We designed a test for this theory: we reran the benchmarks without showing the models the instructions to each exercise. Instead, we just told them that they were Exercism exercises, and gave them the exercise names and function stubs. This is not enough to solve the problem unless the model has it memorized. Due to rate limits on GPT-4 Turbo, we only ran the first 40 exercises. GPT-4 solved 23/40, or 57.5%, on the first try and an additional 5 on the second try. GPT-4 Turbo, on the other hand, only solved 12/40, or 30%, on the first try and an additional 11 on the second try. We interpret this as confirming that GPT-4 has more of the exercises memorized than GPT-4-Turbo.

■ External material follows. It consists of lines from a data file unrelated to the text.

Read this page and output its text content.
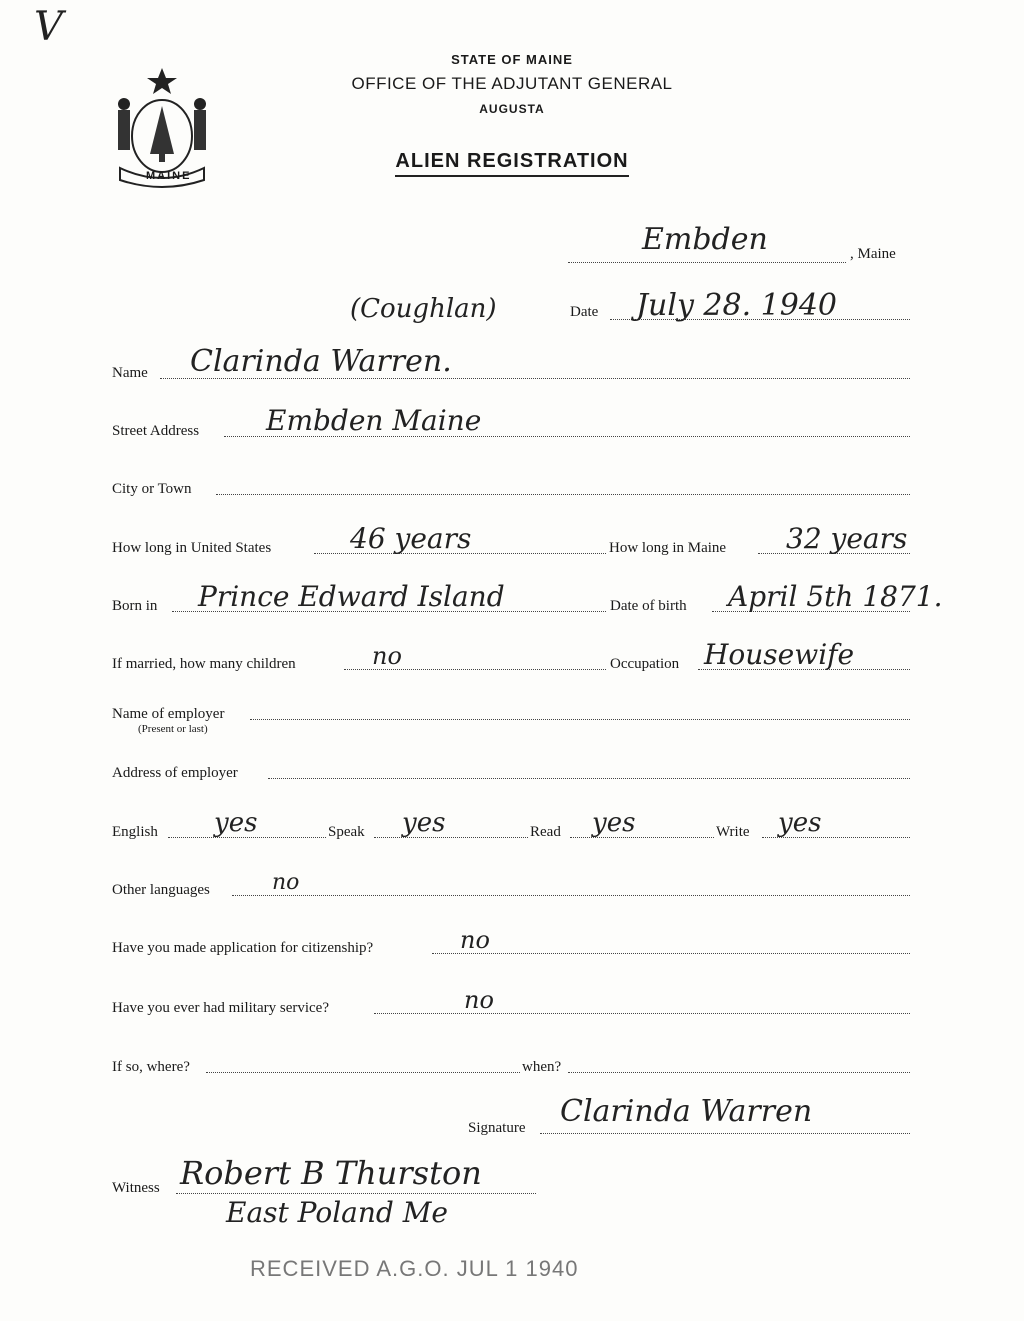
V
MAINE
STATE OF MAINE
OFFICE OF THE ADJUTANT GENERAL
AUGUSTA
ALIEN REGISTRATION
Embden	, Maine
(Coughlan)	Date July 28. 1940
Name Clarinda Warren.
Street Address Embden Maine
City or Town
How long in United States	46 years	How long in Maine 32 years
Born in Prince Edward Island	Date of birth April 5th 1871.
If married, how many children	no	Occupation Housewife
Name of employer
(Present or last)
Address of employer
English yes	Speak yes	Read yes	Write yes
Other languages	no
Have you made application for citizenship?	no
Have you ever had military service?	no
If so, where?	when?
Signature Clarinda Warren
Witness Robert B Thurston
East Poland Me
RECEIVED A.G.O. JUL 1 1940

Our results seem similar to this finding:

Although the author OCR’ed the SAT questions and believes that they weren’t in the training data, we believe it’s fairly likely that these questions – and definitely some incredibly similar questions – ended up in the training data at some point, making the drop in GPT-4 Turbo's measured performance hard to interpret.

Future Benchmarks

Benchmarks derived from content in GPT’s training data are still valuable for determining how good GPT is at responding in the correct edit format, as well as comparing fine-tuned models to each other. But these results make it pretty clear that they aren’t an accurate test for comparing models trained on separate datasets or distilled models – which is what we suspect GPT-4 Turbo is.

These results emphasize the need for better benchmarks, something we've already begun building for Mentat: real world, realistic coding tasks based on recent commits to open source repositories that were made after the training cutoff. Although no benchmark will ever be perfect, we are confident that these improvements will help us gauge the relative accuracy of different models in the future.